A portrait of Nenagh author Donal Ryan as he waited backstage before appearing as a guest at the Dromineer Nenagh Literary Festival in 2020. PHOTOGRAPH: ODHRAN DUCIE

Author Ryan wins top literature prize

The Nenagh born author Donal Ryan has revealed that he has completed yet another novel, on a week he was acclaimed the world over as the first Irish winner of the prestigious Jean Monnet Prize for European Literature.

Ryan, who went to primary school in Youghalarra and secondary in Nenagh CBS, won the award for his fifth novel, From A Low and Quiet Sea which has earned him international praise.

Of the new novel due to be published in August next year, Ryan said: “It’s provisionally called The Queen of Dirt Island, but it has had a few titles already so that could change, you never know.”

The writer says it is “a kind of follow-up” to his most recent book, Strange Flowers, and says he is “quite happy” with the way it has turned out. It is now in the final editing stages.

But for now the Nenagh man must be basking in the glow of being the first Irish writer to win the Jean Monnet Prize for European Literature, especially following the worldwide praise that such a magnificent achievment has sparked.

The President of the Jean Monnet Prize’s jury, writer Gérard de Cortanze, said he wanted to “honour a young author who is considered one of the great discoveries of Irish and world literature”.

He compared Ryan, 45, to William Faulkner and John McGahern and referred to “pages of intense lyricism” and “powerful and inhabited literature”.

LOCAL TRIBUTES

Many organisations and people have paid tribute and congratulated Ryan on his achievement, including the University of Limerick where he lectures in creative writing as well as John Ryan, the proprietor of Nenagh Bookshop and the organisers of the Dromineer Nenagh Literary Festival who took to social media to issue a message of “massive congratulations”.

In an interview on RTÉ’s Morning Ireland after the announcement of his win, Ryan said it was a fantastic feeling to have his work recognised and winning such an award meant “an awful lot” to him.

He paid tribute to his French translater of A Low and Quiet Sea, Marie Hermet, who he said had done an “amazing job”, adding that translating his book in to French must have been “a difficult job”. “To take books like mine that are very heavy in demotic langauge and the vernacular, it [translating] must be an almost impossible task, so really I have to give Marie as much credit as myself.”

Ryan described Marie Hermet as a very intuitive and instinctive translator.

“She seems to just get the books very very quickly, but it can be a quite intimate process; you have to get deeply into the text and I think you have to be a very good writer to be a translator because you almost have to rewrite a book, and I think when it comes to very specific vernacular, as there is in my books, you almost have to re-cast the characters to a context that will be familiar to readers in your own country.”

ARRA MOUNTAINS

The author said the Danish translator of his books actually visited the Nenagh area “as she wanted to see the Arra Mountains and Tountinna because she had translated four of my books and I think the Arra Mountains and Tountinna and the Silvermines are mentioned so often she wanted to hear the North Tipperary dialect in her own ears just to get a real feel for it.”

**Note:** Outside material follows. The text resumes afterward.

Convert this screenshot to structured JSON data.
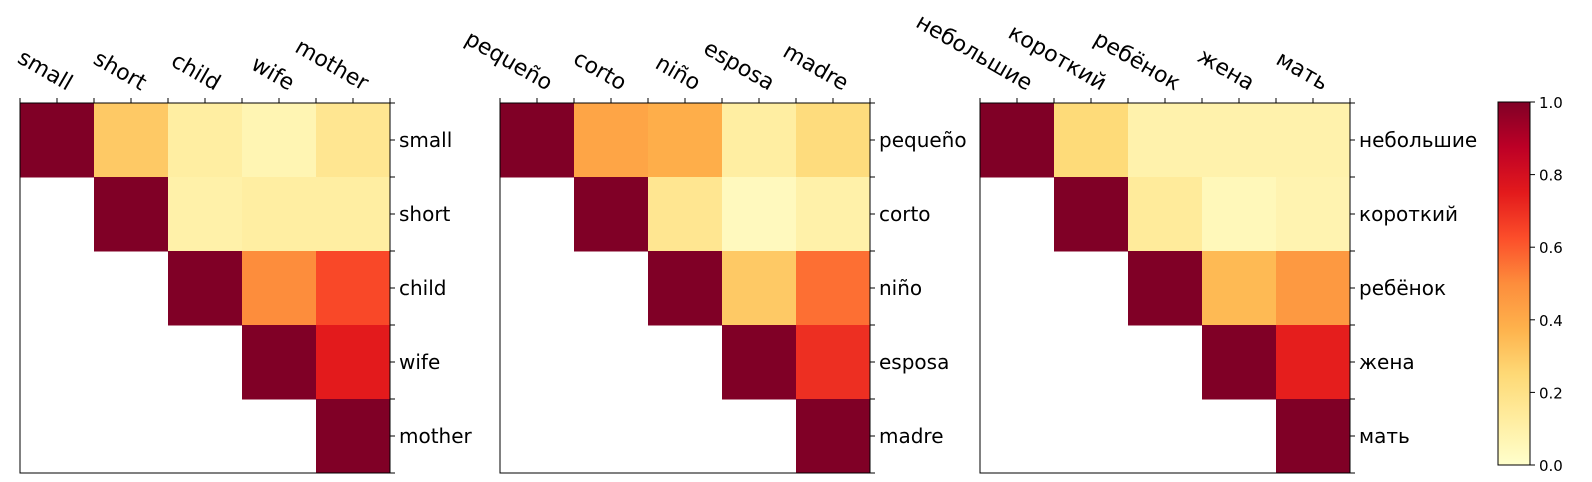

Of the book that has won him the prize, Ryan said: “I set out to write a book about manhood when I sat down to write A Lone and Quiet Sea and the three main characters are each as important to me as the other. But every book you write is quite personal and it was a book that was at times a difficult process to write.

“I think it took me longer than all of my other novels to write because I was so intent on getting it as right as I could, or making it feel as right as I could, because I think it is important to strike a note that will resonate and will ring familiar to people because you want people to be moved by what you write. So it’s important to work as hard as you can to make sure it feels right.”

Asked if he had a favourite among his books, Ryan said: “ [It’s] The Thing About December because it’s the first novel that I finished. They say they are all personal but that’s a book I wrote for my wife because I never thought I’d be published and I wrote it just for her - to impress here really - and it’s a book she really loves, and because she really loves it it’s my favourite.”